Another conclusion we wish to draw is the benefit of statistical methods of inference for visual perception. The problem of shape from shading described above was first studied in the 1920s in order to reconstruct the 3D shapes of lunar terrains (Horn, 1989). Since that time, approaches to shape from shading were primarily deterministic and typically involved iteratively refining a single shape hypothesis until convergence was reached. By developing and applying efficient statistical inference techniques that consider distributions over 3D shapes, we were able to advance the state of shape from shading considerably.

**The efficient belief propagation** techniques we developed have similar applications in a variety of perceptual inference tasks. These and other statistical inference techniques promise to significantly advance the state of the art in computer vision and to improve our understanding of perceptual inference in general.

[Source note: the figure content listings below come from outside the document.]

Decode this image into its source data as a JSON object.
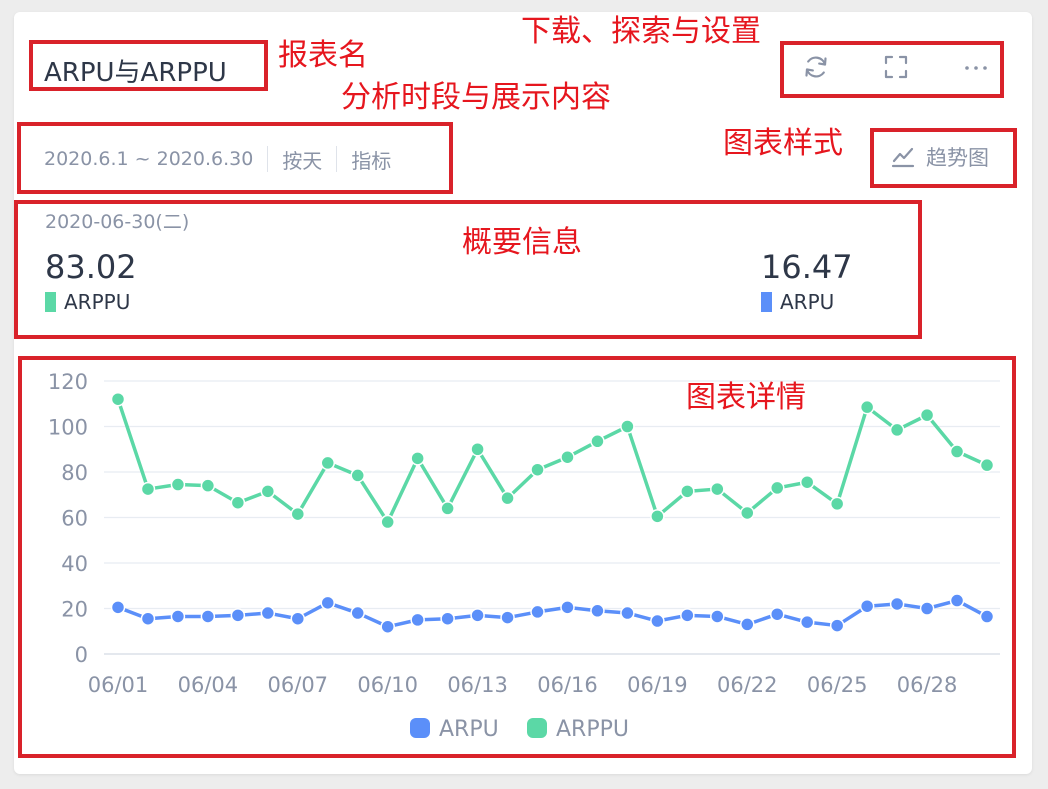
{
  "report": {
    "name": "ARPU与ARPPU"
  },
  "toolbar": {
    "refresh_icon": "refresh-icon",
    "fullscreen_icon": "fullscreen-icon",
    "more_icon": "more-icon",
    "more_label": "···"
  },
  "filters": {
    "date_range": "2020.6.1 ~ 2020.6.30",
    "granularity": "按天",
    "metrics": "指标"
  },
  "chart_style": {
    "label": "趋势图",
    "icon": "trend-icon"
  },
  "summary": {
    "date": "2020-06-30(二)",
    "items": [
      {
        "value": "83.02",
        "label": "ARPPU",
        "color": "#5bd8a6"
      },
      {
        "value": "16.47",
        "label": "ARPU",
        "color": "#5b8ff9"
      }
    ]
  },
  "annotations": {
    "report_name": "报表名",
    "download": "下载、探索与设置",
    "period": "分析时段与展示内容",
    "chart_style": "图表样式",
    "summary": "概要信息",
    "chart_detail": "图表详情"
  },
  "chart_data": {
    "type": "line",
    "x": [
      "06/01",
      "06/02",
      "06/03",
      "06/04",
      "06/05",
      "06/06",
      "06/07",
      "06/08",
      "06/09",
      "06/10",
      "06/11",
      "06/12",
      "06/13",
      "06/14",
      "06/15",
      "06/16",
      "06/17",
      "06/18",
      "06/19",
      "06/20",
      "06/21",
      "06/22",
      "06/23",
      "06/24",
      "06/25",
      "06/26",
      "06/27",
      "06/28",
      "06/29",
      "06/30"
    ],
    "x_tick_labels": [
      "06/01",
      "06/04",
      "06/07",
      "06/10",
      "06/13",
      "06/16",
      "06/19",
      "06/22",
      "06/25",
      "06/28"
    ],
    "ylim": [
      0,
      120
    ],
    "yticks": [
      0,
      20,
      40,
      60,
      80,
      100,
      120
    ],
    "grid": true,
    "legend_position": "bottom",
    "series": [
      {
        "name": "ARPU",
        "color": "#5b8ff9",
        "values": [
          20.5,
          15.5,
          16.5,
          16.5,
          17,
          18,
          15.5,
          22.5,
          18,
          12,
          15,
          15.5,
          17,
          16,
          18.5,
          20.5,
          19,
          18,
          14.5,
          17,
          16.5,
          13,
          17.5,
          14,
          12.5,
          21,
          22,
          20,
          23.5,
          16.47
        ]
      },
      {
        "name": "ARPPU",
        "color": "#5bd8a6",
        "values": [
          112,
          72.5,
          74.5,
          74,
          66.5,
          71.5,
          61.5,
          84,
          78.5,
          58,
          86,
          64,
          90,
          68.5,
          81,
          86.5,
          93.5,
          100,
          60.5,
          71.5,
          72.5,
          62,
          73,
          75.5,
          66,
          108.5,
          98.5,
          105,
          89,
          83.02
        ]
      }
    ]
  }
}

**In addition to improved performance**, the approach to shape from shading described above offers a new degree of flexibility that should allow shading to be exploited in more general and realistic scenarios. Previous approaches to shape from shading typically relied heavily on the exact nature of the Lambertian reflectance equations, and so could only be applied to surfaces with specific (i.e., matte) reflectance qualities with no surface markings. Also, specific lighting conditions were assumed. The approach described above applies directly to a statistical model of the relationship between shape and shading, and so it does not depend on the exact nature of the Lambertian equation or specific lighting arrangements. Also, the efficient higher-order belief propagation techniques described here make it possible to exploit stronger, nonpairwise models of the prior probability of 3D shapes. Because the problem of depth inference is so highly underconstrained, and natural images admit large numbers of plausible 3D interpretations, it is crucial to utilize an accurate model of the prior probability of 3D surface. Knowing what 3D shapes commonly occur in nature and what shapes are a priori unlikely or odd is a very important constraint for depth inference. Finally, the factor graph representation of the shape-from-shading problem (see Figure 1.6) can be generalized naturally to exploit other depth cues, such as occlusion contours, texture, perspective, or the da Vinci correlation and shadow cues. The state-of-the-art approaches to the inference of depth from binocular stereo pairs typically employ belief propagation over a MRF. These approaches can be combined with our shape-from-shading framework in a fairly straightforward way, allowing both shading and stereo cues to be simultaneously utilized in a statistically optimal way. Statistical approaches to depth inference make it possible to work toward a more unified and robust depth inference framework, which is likely to become a major area of future vision research.